REPUBLIKA.CO.ID, JAKARTA -- Anggota Ombudsman, Robert Na Endi Jaweng menilai hingga saat ini masih banyak penyelenggara layanan publik yang berorientasi pada kekuasaan dari pada pelayanan kepada masyarakat. Ia melihat masih cukup banyak yang berpandangan dirinya adalah penguasa sehingga harus dilayani, bukan sebagai pelayan masyarakat.
"Selama saya bekerja dalam pemerintahan, masih merasa dan melihat bahwa orientasi para penyelenggara kita lebih banyak pada kekuasaan ketimbang pelayanan," kata Robert pada diskusi bertajuk "Pengawasan Pelayanan Publik di Daerah Pascapandemi" di Jakarta, Senin (20/6/2022).

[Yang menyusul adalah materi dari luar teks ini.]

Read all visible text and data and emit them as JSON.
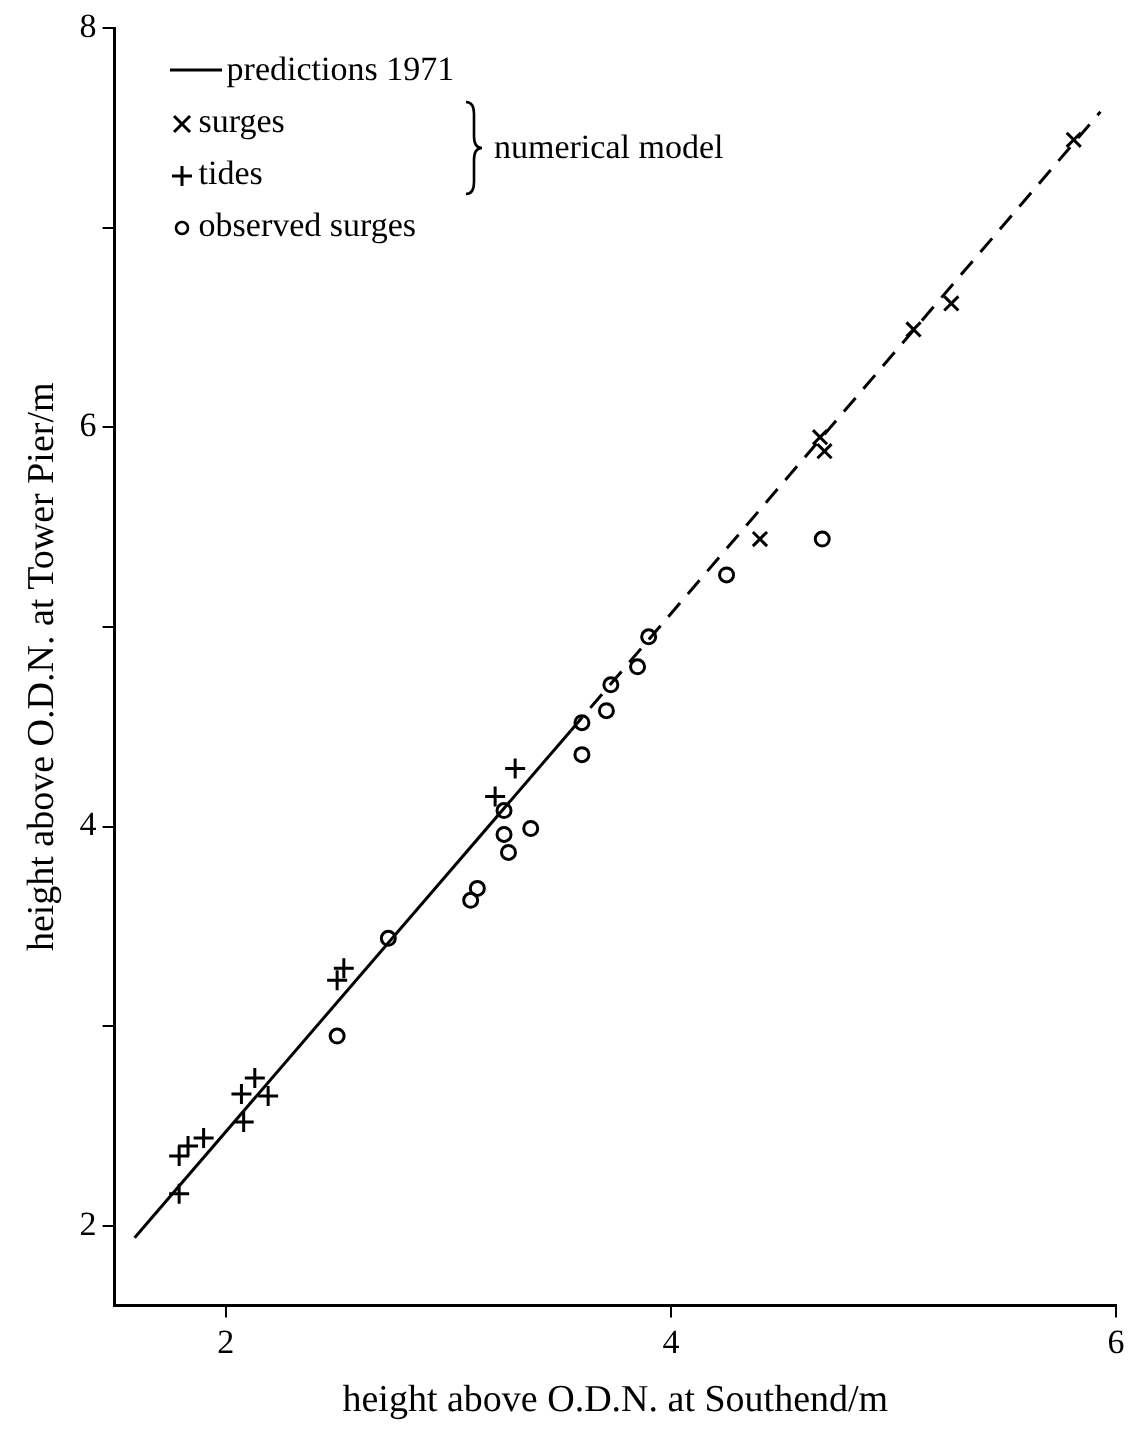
{
  "chart_data": {
    "type": "scatter",
    "xlabel": "height above O.D.N. at Southend/m",
    "ylabel": "height above O.D.N. at Tower Pier/m",
    "xlim": [
      1.5,
      6
    ],
    "xticks": [
      2,
      4,
      6
    ],
    "ylim": [
      1.6,
      8
    ],
    "yticks": [
      2,
      {
        "value": 3,
        "label": null
      },
      4,
      {
        "value": 5,
        "label": null
      },
      6,
      {
        "value": 7,
        "label": null
      },
      8
    ],
    "grid": false,
    "legend": "top left",
    "annotations": [
      "numerical model"
    ],
    "series": [
      {
        "name": "predictions 1971",
        "type": "line",
        "color": "#000000",
        "line_style": "solid",
        "marker": "none",
        "x": [
          1.59,
          3.55
        ],
        "values": [
          1.94,
          4.48
        ]
      },
      {
        "name": "surges",
        "type": "scatter",
        "color": "#000000",
        "marker": "x",
        "x": [
          4.4,
          4.67,
          4.69,
          5.09,
          5.26,
          5.81
        ],
        "values": [
          5.44,
          5.95,
          5.88,
          6.49,
          6.62,
          7.44
        ]
      },
      {
        "name": "tides",
        "type": "scatter",
        "color": "#000000",
        "marker": "cross",
        "x": [
          1.79,
          1.79,
          1.83,
          1.9,
          2.08,
          2.07,
          2.13,
          2.19,
          2.5,
          2.53,
          3.21,
          3.3
        ],
        "values": [
          2.16,
          2.35,
          2.4,
          2.44,
          2.52,
          2.66,
          2.74,
          2.65,
          3.23,
          3.29,
          4.15,
          4.29
        ]
      },
      {
        "name": "observed surges",
        "type": "scatter",
        "color": "#000000",
        "marker": "circle",
        "x": [
          2.5,
          2.73,
          3.1,
          3.13,
          3.25,
          3.25,
          3.27,
          3.37,
          3.6,
          3.6,
          3.71,
          3.73,
          3.85,
          3.9,
          4.25,
          4.68
        ],
        "values": [
          2.95,
          3.44,
          3.63,
          3.69,
          4.08,
          3.96,
          3.87,
          3.99,
          4.52,
          4.36,
          4.58,
          4.71,
          4.8,
          4.95,
          5.26,
          5.44
        ]
      },
      {
        "type": "line",
        "color": "#000000",
        "line_style": "dashed",
        "marker": "none",
        "x": [
          3.55,
          5.93
        ],
        "values": [
          4.48,
          7.58
        ]
      }
    ]
  }
}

Saat terjadi patologi birokrasi, misalnya maladministrasi, korupsi, dan lainnya, hal tersebut disebabkan adanya persepsi yang salah dan keliru sejak awal itu. Karena itu, menurut dia, kondisi tersebut menuntut setiap individu tidak hanya memberikan mandat kepada penyelenggara layanan publik, tetapi juga harus mengawasi sejauh mana negara menjalankan layanan publik.
Secara umum, ia menjelaskan, layanan publik adalah soal politik, bukan sebatas teknis atau teknokratik saja. Sebab, layanan publik menyangkut hubungan negara dengan masyarakat.
Hubungan tersebut ditandai dengan relasi ekonomi, politik, hak, dan kewajiban dari kedua belah pihak, yakni pemerintah dan masyarakat. Dari sisi warga, secara politik kewajiban atau bagian dari tanggung jawab sebagai warga negara, yakni ikut memilih dan menempatkan seseorang dalam posisi sebagai pejabat publik.
Secara ekonomi, setiap individu memiliki kewajiban membayar pajak, retribusi, dan lainnya. Jika kewajiban secara politik dan ekonomi telah dilaksanakan oleh masyarakat, maka mandat yang diberikan oleh publik harus dilaksanakan pemerintah melalui kebijakan publik.
"Jadi, hubungan negara dengan masyarakat itu sesungguhnya hubungan antara mandat dan akuntabilitas," jelas dia.